Mr. Unz’s point: the elite colleges are a national resource, and a scarce one.  As a result, the elite-school credential has become so outrageously valuable, and the demand is so much greater than the supply, that the application process has become corrupt and dysfunctional, and random selection is the only honest alternative.  Even if you defined “elite college” to include not only the Ivies but also MIT, CalTech, Stanford, and a few others, the elites as a whole could not offer nearly enough slots for all the non-genius applicants who currently are being rejected despite having objective credentials that are at least as good as those of the other non-genius applicants who are actually admitted under the present system.  Harvard will never have enough room to admit everyone who is Harvard material, but at least the exclusions should be a matter of random chance, rather than racism, corruption, and other forms of social engineering.

This writer’s opinion:  through most of the 20th century, Harvard was the symbol of the college for America’s best and brightest:  not only did it have its mind-boggling array of areas of concentration (48, at latest count), many of which ranked at or near the top among all American colleges, not only was its faculty an astonishing parade of academic talent and achievement, Harvard also boasted of rejecting more applicants than anyone else:  to get into Harvard College, one had to be intellectually brilliant.  For much of its history, Harvard has been our national symbol of excellence, with a financial-assistance program designed to ensure that money never became a barrier for any qualified applicant.  Do we need a Harvard?  Of course we do.

But Harvard has become the instrument of a  massive exercise in social engineering:  so many blacks, so many whites, so many Asians, Jews, Muslims,  and native Americans, so many with personality A, so many with personality B, so many basketball players, violinists, actors, physicists, engineers, writers, etc.  All decided on the basis of quotas reflecting a leftist vision of perfect “diversity,” the ideal mix of intelligence and various non-intellectual traits and interests.  Harvard has become the academic embodiment of the central-planning mentality that has guided the international left for more than a century, as its admissions process has been blighted by the political and financial corruption that invariably accompanies the central-planning model.

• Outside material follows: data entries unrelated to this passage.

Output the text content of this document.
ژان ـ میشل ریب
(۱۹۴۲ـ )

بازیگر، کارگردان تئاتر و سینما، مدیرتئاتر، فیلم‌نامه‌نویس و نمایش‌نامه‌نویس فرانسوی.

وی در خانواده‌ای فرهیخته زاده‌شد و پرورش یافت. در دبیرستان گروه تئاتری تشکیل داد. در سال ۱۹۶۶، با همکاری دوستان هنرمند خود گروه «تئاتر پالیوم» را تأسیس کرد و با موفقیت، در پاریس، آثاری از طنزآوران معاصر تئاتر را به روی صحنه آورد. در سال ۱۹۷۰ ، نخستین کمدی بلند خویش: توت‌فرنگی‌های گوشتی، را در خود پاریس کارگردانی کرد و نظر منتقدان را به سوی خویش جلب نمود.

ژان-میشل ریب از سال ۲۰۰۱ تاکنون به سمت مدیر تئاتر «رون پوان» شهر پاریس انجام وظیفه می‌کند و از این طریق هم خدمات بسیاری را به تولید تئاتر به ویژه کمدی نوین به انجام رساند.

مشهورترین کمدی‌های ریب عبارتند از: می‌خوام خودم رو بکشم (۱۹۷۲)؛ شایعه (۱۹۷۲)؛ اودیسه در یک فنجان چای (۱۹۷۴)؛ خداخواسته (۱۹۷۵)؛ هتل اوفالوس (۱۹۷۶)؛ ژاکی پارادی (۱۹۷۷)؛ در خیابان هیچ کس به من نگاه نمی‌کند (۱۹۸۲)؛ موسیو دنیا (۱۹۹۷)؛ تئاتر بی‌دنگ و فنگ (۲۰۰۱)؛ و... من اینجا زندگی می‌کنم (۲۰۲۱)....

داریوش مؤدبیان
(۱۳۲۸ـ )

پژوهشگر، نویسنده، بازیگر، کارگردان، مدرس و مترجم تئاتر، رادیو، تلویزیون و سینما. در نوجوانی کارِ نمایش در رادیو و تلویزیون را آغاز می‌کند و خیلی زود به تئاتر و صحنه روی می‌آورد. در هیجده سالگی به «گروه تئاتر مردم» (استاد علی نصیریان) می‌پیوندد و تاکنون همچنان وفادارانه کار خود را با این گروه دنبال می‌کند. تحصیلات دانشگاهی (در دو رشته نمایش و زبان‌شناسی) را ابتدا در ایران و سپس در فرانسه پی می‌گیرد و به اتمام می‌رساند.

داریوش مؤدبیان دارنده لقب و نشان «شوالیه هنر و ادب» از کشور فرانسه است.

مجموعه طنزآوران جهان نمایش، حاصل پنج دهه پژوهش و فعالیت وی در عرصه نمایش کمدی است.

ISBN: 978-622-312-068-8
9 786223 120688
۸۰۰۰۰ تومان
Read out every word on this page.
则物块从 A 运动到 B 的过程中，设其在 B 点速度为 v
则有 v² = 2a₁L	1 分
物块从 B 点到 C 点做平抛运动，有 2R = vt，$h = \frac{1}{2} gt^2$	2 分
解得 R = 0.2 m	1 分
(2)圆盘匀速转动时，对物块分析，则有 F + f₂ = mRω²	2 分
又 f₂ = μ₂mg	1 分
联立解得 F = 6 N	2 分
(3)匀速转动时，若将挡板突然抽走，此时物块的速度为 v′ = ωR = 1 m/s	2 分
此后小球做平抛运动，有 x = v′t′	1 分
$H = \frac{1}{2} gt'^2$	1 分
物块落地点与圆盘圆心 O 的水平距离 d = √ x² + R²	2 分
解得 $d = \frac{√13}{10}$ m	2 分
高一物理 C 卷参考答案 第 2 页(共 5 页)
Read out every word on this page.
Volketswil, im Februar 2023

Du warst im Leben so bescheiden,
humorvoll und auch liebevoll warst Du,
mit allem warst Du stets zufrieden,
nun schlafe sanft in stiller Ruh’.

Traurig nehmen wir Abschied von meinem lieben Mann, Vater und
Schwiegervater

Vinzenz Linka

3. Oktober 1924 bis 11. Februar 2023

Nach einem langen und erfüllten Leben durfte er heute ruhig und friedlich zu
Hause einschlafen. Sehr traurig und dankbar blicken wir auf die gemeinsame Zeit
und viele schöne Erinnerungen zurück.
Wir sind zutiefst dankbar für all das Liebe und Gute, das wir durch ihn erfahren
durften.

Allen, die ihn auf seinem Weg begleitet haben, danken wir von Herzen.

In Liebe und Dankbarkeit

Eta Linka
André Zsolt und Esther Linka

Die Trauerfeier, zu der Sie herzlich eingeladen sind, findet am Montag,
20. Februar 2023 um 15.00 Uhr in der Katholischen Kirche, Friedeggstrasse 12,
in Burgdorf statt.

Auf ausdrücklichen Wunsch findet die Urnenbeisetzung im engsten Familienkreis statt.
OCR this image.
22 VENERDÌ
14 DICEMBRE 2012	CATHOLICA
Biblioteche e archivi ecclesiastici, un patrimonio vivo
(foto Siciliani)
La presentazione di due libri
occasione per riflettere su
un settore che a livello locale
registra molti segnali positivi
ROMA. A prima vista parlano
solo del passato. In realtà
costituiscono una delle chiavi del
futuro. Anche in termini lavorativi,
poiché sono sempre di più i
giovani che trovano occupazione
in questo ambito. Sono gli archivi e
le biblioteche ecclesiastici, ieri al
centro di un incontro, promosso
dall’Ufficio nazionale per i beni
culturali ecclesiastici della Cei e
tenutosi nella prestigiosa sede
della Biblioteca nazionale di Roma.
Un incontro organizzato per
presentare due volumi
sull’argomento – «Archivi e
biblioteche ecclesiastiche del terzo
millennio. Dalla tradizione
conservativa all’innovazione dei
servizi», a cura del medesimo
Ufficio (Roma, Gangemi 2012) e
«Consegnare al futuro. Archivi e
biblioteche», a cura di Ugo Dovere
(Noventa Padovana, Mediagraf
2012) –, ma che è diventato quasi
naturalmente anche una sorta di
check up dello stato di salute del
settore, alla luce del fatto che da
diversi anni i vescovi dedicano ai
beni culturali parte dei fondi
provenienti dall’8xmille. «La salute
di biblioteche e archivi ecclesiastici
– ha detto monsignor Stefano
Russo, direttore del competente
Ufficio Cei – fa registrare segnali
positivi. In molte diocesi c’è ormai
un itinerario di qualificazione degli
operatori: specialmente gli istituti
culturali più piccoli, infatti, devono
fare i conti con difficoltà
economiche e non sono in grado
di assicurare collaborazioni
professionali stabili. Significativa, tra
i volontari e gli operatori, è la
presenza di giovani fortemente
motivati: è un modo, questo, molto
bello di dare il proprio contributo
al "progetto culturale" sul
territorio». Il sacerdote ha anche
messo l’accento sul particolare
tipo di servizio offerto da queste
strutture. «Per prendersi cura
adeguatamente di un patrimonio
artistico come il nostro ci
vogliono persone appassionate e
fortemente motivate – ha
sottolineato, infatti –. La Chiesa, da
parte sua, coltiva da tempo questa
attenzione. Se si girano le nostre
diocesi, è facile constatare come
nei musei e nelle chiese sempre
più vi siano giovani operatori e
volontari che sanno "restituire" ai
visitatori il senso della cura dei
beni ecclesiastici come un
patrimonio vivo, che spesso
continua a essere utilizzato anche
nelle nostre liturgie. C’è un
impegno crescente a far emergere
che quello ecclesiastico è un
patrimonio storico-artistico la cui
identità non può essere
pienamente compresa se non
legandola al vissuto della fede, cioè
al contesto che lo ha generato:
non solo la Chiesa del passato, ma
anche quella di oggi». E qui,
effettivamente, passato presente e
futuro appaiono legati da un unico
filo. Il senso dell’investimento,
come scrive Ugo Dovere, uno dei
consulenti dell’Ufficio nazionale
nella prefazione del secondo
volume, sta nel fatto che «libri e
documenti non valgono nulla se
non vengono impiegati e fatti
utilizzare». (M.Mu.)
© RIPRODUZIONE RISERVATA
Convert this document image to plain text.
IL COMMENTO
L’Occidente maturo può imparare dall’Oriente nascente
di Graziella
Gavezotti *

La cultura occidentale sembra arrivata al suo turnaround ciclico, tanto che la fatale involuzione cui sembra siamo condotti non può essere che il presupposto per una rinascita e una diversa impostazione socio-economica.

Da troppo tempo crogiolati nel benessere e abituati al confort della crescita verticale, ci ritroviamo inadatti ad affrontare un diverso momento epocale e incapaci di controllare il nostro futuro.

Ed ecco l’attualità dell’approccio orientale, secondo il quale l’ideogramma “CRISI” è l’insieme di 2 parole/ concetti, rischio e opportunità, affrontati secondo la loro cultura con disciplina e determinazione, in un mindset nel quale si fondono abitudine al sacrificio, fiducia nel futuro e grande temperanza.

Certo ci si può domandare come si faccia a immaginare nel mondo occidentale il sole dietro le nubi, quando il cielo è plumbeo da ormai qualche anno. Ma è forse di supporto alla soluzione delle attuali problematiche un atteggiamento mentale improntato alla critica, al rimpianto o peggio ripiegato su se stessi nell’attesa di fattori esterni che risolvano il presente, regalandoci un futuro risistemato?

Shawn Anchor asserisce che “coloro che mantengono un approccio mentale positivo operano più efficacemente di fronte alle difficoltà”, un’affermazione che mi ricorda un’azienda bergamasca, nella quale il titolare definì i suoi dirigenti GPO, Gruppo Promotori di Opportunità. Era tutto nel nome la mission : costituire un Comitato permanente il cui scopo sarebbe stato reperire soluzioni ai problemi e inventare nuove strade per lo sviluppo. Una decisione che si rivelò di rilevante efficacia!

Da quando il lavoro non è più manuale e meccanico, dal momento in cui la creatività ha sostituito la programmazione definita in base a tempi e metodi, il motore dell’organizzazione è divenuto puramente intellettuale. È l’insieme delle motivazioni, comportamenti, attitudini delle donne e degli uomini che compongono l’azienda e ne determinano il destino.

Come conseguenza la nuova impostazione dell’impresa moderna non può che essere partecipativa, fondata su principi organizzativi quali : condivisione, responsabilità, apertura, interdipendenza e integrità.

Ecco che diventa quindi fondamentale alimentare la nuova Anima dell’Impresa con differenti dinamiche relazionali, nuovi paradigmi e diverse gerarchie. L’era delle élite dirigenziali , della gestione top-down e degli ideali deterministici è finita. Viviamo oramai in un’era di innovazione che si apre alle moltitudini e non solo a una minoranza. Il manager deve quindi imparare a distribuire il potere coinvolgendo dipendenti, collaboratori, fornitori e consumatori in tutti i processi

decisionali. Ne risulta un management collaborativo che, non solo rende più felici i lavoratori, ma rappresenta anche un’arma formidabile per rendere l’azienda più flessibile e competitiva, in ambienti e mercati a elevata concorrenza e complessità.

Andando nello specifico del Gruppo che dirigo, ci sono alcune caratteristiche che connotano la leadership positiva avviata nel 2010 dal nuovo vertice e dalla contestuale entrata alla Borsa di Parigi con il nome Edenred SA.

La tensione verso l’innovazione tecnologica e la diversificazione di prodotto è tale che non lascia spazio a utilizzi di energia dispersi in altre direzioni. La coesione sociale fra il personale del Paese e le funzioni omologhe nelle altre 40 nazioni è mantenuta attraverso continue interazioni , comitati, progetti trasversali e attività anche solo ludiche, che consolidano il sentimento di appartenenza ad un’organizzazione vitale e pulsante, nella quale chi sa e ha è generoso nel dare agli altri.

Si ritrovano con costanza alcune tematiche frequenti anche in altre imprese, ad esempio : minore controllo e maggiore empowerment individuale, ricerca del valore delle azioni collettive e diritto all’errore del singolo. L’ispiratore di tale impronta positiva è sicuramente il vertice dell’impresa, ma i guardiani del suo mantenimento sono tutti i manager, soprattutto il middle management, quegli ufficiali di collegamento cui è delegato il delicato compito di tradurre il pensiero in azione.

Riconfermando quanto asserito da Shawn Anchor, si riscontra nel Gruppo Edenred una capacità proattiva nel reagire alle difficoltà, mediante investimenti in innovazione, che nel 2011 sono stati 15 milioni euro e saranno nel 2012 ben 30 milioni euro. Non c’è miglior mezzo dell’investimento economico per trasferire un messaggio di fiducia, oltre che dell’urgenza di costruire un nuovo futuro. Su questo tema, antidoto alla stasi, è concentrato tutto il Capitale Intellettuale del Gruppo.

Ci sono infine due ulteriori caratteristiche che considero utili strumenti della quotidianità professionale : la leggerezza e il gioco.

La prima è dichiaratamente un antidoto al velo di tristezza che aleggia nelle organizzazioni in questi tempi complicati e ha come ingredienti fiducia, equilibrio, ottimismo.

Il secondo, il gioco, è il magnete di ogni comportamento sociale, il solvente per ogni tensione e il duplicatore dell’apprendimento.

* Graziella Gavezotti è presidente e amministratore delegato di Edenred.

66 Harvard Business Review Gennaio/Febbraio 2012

Apparently Harvard is now giving the back of its hand to Asian applicants, a strategy disturbingly reminiscent of its anti-semitic past.  Surely Harvard remembers that history, surely it knows about the Berkeley experience.   Surely it is aware that one effect of racial and religious discrimination is to degrade the school’s product, to cheapen it, to ensure that a Harvard degree no longer carries its former cachet, to guaranty that its non-Asian admittees will proceed through their adult lives knowing that a big portion of the general population has lost its illusions about how people get into Harvard.  Is the grand experiment of social engineering really worth that steep a price?